Segundo Meleiro (2007), a arrecadação de Hollywood na figura de seus principais estúdios que pertencem à Motion Picture Association of América (MPAA)6 ficou acima de US$ 6,5 bilhões no ano 2000. São filmes exibidos em mais de 150 países e que posteriormente são relançados em DVDs ou mesmo nos canais de TV atingindo um público incalculável de espectadores.

Jameson (2001) pontua que a penetração dos filmes produzidos nos Estados Unidos no mercado mundial é parte da política imperialista desse país que associa, no caso do cinema, a ideologia do mercado livre ao aprendizado da cultura norte-americana através do consumo dos filmes que disseminam no cotidiano das pessoas uma cultura específica aliado ao consumo de mercadorias culturais.

Destacamos que, não raras as vezes, um filme de sucesso pode ser transformado em diversos outros produtos que vão desde bonés e camisetas até video-games e bonecos. Segundo Meleiro (2007), a homevídeo responsável pelas vendas de DVDs e fitas VHS representa um mercado maior que a bilheteria do cinema, chegando a alcançar mais de US$ 24,9 bilhões, em 2006, isso é cerca de 45% do lucro da indústria.
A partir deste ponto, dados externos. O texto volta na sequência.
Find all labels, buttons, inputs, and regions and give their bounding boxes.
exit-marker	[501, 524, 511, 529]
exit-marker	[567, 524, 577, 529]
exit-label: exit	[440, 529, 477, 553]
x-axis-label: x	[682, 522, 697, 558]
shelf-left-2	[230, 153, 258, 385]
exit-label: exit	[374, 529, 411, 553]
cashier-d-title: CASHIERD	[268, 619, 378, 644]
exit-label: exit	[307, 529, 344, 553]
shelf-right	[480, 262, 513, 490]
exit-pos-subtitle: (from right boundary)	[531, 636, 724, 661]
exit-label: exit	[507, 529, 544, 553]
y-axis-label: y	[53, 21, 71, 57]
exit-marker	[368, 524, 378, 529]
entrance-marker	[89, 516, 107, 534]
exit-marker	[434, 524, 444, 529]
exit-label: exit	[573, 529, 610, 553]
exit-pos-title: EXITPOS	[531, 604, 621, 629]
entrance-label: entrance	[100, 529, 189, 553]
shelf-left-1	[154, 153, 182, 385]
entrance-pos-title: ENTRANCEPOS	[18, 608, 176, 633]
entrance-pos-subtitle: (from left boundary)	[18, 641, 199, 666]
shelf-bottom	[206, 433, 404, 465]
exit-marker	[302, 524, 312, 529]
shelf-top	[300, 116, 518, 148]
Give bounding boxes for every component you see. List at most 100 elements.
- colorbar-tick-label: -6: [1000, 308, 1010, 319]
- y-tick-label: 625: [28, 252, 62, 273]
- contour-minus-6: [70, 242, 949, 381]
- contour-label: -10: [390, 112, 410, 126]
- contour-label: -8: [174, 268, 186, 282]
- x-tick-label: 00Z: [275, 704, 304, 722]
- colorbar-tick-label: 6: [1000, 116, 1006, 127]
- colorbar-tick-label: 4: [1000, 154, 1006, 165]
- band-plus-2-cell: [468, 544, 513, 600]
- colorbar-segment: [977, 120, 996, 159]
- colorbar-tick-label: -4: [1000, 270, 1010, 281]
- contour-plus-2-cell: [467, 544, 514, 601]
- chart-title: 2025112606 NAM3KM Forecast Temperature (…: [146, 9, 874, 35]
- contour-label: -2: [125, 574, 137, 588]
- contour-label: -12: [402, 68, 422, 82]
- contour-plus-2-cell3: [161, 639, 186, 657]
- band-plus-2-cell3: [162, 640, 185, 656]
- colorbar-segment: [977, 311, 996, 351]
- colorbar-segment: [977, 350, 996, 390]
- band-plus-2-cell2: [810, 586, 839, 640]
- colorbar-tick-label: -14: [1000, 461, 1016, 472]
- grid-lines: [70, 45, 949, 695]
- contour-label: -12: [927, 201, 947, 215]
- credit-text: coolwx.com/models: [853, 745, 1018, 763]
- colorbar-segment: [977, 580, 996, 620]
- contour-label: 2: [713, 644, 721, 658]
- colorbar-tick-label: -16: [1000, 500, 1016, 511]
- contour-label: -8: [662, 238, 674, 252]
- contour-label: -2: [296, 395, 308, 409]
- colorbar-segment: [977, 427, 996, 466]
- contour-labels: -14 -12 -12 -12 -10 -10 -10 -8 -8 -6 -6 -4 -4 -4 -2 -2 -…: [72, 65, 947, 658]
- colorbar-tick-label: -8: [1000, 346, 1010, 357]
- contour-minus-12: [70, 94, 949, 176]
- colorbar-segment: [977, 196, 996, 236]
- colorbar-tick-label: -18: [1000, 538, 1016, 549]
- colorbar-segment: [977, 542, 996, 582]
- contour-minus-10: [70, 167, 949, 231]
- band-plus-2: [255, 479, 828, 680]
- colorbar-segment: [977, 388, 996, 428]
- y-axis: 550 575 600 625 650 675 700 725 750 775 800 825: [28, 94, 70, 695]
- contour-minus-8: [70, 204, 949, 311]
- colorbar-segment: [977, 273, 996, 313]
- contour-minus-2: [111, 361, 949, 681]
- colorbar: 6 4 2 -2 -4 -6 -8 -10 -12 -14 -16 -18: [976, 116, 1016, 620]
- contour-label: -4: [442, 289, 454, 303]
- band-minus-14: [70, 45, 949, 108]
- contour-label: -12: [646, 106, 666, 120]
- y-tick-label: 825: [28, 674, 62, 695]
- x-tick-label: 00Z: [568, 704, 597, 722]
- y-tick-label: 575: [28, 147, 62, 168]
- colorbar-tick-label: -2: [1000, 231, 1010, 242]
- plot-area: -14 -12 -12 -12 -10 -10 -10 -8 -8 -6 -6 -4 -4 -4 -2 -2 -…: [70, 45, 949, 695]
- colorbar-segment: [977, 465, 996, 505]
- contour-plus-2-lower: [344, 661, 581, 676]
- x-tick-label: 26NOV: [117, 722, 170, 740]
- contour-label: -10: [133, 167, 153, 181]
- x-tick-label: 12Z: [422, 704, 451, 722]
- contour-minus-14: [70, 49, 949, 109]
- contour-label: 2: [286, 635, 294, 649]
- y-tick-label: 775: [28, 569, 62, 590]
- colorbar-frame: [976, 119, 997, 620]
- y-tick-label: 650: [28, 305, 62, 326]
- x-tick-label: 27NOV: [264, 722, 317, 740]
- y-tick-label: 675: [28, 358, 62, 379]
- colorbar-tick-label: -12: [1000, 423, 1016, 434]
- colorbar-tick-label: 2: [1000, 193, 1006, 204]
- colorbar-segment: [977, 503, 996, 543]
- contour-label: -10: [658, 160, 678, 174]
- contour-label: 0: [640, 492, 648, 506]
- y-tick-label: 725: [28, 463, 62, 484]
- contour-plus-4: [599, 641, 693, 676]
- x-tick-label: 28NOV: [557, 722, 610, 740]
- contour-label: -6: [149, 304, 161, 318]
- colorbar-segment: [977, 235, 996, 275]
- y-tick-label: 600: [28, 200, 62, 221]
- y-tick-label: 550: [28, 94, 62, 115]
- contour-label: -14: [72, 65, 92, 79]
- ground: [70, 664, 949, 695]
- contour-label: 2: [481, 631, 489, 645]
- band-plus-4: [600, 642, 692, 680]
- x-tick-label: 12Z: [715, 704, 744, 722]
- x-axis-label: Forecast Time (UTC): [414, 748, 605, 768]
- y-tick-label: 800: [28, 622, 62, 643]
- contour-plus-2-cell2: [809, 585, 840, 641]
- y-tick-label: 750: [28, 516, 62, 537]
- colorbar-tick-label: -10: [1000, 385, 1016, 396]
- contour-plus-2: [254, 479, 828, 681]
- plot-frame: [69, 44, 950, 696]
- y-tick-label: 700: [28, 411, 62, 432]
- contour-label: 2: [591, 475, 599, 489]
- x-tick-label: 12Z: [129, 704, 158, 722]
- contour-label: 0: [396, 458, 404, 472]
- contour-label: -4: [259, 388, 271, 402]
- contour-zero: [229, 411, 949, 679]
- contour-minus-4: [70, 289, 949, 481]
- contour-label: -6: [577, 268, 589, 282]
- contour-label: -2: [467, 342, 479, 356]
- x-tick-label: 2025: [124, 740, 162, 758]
A televisão contribuiu com 26%, enquanto que a TV paga acrescentou outros 10%. Além disso, os consumidores gastaram cerca de US$ 7,4 bilhões em

softwares de videogames para console e computador, a maioria deles associados a

filmes. Como pontua Jameson

Hollywood não é apenas o nome de um negócio altamente rentável, mas é também o nome de uma revolução cultural fundamental do capitalismo tardio, na qual se destroem antigos modos de vida e se colocam modos novos em seu lugar. (JAMESON, 2001, p. 55).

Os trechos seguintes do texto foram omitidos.